No se trata sólo de la función crítica necesaria a toda sociedad, indispensable frente a un discurso público manipulado por intereses múltiples. Se trata hoy, sobre todo, de utilizar todos los recursos disponibles para enfrentarnos a una etapa del capitalismo extremadamente tóxica, que ha tendido a debilitar y anular a todos los actores sociales que podían enfrentarse a ella, comenzando por los gobiernos nacionales, los partidos políticos, su capacidad de acción y su prestigio, y continuando por las organizaciones de la sociedad civil, sindicatos, medios de comunicación y organizaciones de diversos tipos. Hasta de las ONG’s acabamos sospechando. Una forma de capitalismo que está socavando la idea misma de democracia, las bases mismas de la ética y de los derechos humanos. “Sin complejos”, ha sido su lema para demoler gran parte del patrimonio cultural y cívico acumulado desde la Ilustración.

Al mismo tiempo, la herencia ideológica de la izquierda ha sido prácticamente dilapidada, por errores e intereses en los que no voy a entrar aquí. Estamos en una etapa sin precedentes, dada su amplitud mundial, de cambio acelerado y al mismo tiempo de falta de modelos para saber cómo enfrentarnos a una situación de polarización creciente, regida aun por un capitalismo corrosivo y sin ideas suficientes de como deshacernos de él y substituirlo.

Es urgente y necesario hilar un nuevo discurso, fijar nuevas metas, diseñar nuevas formas de relaciones sociales y vida colectiva.

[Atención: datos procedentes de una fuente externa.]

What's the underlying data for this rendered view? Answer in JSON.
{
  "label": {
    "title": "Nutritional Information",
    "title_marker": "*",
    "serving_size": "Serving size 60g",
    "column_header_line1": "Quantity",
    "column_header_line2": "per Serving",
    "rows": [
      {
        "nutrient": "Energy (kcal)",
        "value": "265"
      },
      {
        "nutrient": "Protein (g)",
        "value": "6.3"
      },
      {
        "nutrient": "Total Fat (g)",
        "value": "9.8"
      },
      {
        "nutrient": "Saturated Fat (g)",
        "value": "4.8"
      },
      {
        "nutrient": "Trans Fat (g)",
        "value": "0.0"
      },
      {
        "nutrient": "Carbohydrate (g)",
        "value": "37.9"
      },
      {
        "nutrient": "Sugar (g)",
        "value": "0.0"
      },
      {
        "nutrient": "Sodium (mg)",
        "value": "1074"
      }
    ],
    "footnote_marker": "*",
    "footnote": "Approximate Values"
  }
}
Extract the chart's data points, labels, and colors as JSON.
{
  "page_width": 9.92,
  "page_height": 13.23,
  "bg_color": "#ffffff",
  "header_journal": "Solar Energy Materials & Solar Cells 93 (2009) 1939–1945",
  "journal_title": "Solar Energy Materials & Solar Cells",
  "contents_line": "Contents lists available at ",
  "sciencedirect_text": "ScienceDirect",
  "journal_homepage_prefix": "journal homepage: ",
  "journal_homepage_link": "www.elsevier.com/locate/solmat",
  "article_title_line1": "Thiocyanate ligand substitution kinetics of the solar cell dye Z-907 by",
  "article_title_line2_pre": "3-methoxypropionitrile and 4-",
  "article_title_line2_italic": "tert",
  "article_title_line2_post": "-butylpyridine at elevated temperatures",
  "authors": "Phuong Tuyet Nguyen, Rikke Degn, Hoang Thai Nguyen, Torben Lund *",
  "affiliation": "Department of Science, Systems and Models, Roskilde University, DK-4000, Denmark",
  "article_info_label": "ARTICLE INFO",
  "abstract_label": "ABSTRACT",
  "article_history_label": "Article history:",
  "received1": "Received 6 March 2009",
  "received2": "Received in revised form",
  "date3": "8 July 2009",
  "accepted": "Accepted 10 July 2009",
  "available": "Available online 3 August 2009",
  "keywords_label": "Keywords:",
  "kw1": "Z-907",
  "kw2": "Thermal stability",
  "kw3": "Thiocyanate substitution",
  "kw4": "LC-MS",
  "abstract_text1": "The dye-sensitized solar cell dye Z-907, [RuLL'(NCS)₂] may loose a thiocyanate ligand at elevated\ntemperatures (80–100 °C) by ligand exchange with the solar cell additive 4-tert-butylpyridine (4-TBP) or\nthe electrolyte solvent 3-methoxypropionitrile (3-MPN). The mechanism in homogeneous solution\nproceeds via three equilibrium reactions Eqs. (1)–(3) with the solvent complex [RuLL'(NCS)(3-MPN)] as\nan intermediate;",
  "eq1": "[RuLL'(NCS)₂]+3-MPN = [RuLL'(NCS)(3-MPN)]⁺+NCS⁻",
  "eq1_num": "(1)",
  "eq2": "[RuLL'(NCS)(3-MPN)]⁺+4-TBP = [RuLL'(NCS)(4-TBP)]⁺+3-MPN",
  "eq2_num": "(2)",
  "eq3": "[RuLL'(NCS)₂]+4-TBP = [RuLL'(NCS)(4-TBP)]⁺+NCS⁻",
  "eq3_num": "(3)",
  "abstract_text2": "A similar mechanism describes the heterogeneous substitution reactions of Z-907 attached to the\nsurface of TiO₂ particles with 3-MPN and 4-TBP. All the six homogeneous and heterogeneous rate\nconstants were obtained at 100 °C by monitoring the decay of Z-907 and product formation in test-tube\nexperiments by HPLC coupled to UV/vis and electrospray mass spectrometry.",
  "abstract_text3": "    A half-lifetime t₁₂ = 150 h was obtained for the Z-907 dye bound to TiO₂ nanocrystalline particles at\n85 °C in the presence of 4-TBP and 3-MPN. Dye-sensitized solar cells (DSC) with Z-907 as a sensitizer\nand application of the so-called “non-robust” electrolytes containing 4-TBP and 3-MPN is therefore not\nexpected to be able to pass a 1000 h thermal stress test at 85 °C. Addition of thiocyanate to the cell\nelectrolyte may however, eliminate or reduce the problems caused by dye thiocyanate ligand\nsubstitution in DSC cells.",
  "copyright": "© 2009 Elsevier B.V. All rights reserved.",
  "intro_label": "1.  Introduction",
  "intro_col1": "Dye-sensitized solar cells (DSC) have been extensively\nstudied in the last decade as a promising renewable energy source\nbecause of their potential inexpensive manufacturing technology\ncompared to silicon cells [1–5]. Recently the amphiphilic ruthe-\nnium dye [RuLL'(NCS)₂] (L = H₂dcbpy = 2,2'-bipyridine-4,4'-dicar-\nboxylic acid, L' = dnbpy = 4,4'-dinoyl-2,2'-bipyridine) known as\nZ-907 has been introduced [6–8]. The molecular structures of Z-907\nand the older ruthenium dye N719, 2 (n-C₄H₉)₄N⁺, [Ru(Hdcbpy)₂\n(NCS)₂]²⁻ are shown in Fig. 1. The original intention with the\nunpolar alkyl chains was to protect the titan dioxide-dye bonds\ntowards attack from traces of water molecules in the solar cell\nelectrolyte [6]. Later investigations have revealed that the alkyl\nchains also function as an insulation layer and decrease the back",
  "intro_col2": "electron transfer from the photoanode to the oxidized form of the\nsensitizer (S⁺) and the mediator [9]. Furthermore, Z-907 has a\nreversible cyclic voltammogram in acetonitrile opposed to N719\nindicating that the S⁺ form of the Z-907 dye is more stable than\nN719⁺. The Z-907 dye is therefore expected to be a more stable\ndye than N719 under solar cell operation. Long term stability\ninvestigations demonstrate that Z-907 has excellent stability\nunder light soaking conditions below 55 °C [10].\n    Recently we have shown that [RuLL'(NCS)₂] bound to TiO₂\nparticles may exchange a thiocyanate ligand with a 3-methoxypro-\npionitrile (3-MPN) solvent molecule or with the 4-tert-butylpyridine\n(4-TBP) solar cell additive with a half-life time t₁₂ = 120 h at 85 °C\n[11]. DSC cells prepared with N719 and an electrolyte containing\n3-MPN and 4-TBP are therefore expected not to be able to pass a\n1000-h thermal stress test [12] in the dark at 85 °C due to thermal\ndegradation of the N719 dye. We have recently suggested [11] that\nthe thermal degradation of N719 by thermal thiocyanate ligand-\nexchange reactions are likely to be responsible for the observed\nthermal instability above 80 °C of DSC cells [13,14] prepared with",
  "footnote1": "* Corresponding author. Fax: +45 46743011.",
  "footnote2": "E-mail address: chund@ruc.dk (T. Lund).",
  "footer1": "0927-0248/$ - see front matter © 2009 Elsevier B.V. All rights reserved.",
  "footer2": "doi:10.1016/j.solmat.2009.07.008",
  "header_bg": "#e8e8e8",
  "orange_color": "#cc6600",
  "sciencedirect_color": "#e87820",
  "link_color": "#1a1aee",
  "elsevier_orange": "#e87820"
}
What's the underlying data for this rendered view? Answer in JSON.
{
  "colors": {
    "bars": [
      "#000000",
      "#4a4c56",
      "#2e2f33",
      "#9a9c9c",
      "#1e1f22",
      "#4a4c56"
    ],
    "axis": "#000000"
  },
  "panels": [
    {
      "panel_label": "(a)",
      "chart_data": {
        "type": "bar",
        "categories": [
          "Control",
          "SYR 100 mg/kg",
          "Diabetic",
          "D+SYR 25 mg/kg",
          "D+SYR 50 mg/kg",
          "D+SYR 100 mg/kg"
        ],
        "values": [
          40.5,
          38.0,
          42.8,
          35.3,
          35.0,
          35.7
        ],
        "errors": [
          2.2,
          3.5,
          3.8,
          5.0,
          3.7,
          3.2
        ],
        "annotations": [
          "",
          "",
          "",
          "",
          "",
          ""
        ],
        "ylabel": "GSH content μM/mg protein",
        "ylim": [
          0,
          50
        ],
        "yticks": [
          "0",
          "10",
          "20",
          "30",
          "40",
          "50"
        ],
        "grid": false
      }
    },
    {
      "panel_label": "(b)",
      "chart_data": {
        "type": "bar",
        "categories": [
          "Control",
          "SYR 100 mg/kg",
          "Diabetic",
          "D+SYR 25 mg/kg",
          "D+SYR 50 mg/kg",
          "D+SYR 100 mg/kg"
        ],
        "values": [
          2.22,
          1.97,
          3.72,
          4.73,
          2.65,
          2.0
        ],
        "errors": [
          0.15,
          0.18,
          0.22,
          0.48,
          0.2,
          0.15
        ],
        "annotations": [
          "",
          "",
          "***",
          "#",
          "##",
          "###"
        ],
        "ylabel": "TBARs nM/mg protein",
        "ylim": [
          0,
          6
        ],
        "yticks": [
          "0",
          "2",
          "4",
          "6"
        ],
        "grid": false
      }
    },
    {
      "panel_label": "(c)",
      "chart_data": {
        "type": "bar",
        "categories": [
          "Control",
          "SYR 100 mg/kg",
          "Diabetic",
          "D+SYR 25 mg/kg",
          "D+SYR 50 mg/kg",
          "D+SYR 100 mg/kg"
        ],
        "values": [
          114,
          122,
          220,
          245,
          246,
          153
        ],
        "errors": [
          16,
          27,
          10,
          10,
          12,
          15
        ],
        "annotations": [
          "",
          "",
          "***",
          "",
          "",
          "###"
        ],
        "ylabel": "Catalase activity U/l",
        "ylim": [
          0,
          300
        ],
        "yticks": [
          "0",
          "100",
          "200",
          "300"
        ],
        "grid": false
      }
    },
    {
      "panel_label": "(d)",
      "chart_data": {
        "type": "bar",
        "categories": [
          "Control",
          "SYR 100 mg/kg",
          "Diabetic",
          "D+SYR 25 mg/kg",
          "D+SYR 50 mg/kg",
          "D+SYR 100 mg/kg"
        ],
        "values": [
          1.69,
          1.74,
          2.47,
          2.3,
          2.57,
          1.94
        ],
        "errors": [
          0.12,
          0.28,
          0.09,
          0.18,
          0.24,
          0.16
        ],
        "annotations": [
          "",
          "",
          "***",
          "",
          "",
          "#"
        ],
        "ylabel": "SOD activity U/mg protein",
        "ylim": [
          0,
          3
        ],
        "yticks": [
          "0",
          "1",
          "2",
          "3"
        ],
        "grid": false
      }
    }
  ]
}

De otro modo, prevalece el miedo, la reafirmación de las esencias propias, el rechazo del diferente, la vieja razón de que es mejor que gane el más fuerte y el débil sea eliminado, como camino de progreso de la humanidad. Vieja razón que justifica guerras, matanzas, expolios y destrucciones y que, en este momento, amenaza con acabar con todo si dejamos que prevalezca.
El papel de los intelectuales, justamente ahora, me parece especialmente importante. Son indispensables, aunque no suficientes. Alguien tiene que recordarnos la larga lucha de la humanidad para llegar a la democracia, la capacidad de la mayoría por librarse de abusos y tiranías, por recuperar el sentido ético y solidario de la vida. Necesitamos un intenso trabajo en este aspecto; vemos, a nuestro alrededor europeo, como la desesperación y la ausencia de un liderazgo y un pensamiento de izquierdas está arrastrando a los pueblos hacia una extrema derecha que ya ha destruido Europa en diversas ocasiones. Vemos la dificultad de enfrentarse a ello dada la potencia de los poderes fácticos, y como las calumnias y atropellos de todo tipo contaminan a la opinión pública hasta convencerla de la incapacidad de la acción. Es nuestro trabajo restablecer las verdades, los criterios éticos y las metas políticas indispensables para que la sociedad sepa dónde dirigirse, sepa que puede enderezar el desastroso camino en el que nos vamos encontrado.

Eso espero de los intelectuales, y, especialmente, de las intelectuales, que, tal vez por nuestra reciente llegada a los foros públicos, no podemos aceptar de ningún modo el deterioro y la violencia de una sociedad que se degrada, justamente en el momento histórico en que tantas carencias materiales podrían ser superadas. No ignoro que también los y las intelectuales estamos sometidos a contradicciones múltiples entre nuestros intereses individuales y nuestro papel público, y que tenemos una notoria tendencia al enfrentamiento, la crítica y la autocrítica, convertida a veces en autoflagelación. Pero no están los tiempos para disquisiciones inútiles ni para narcisismos. Intelectuales y profesionales siguen estando entre las fuerzas más sanas y capaces de la sociedad y son, por lo tanto, un recurso indispensable para superar las mortíferas crisis que atravesamos. Estoy segura que, mayoritariamente, constituimos una fuerza que seguirá trabajando en la dirección adecuada y seguirá denunciando los abusos de poder y la necesidad de recuperar un sentido ético y cívico de la vida colectiva.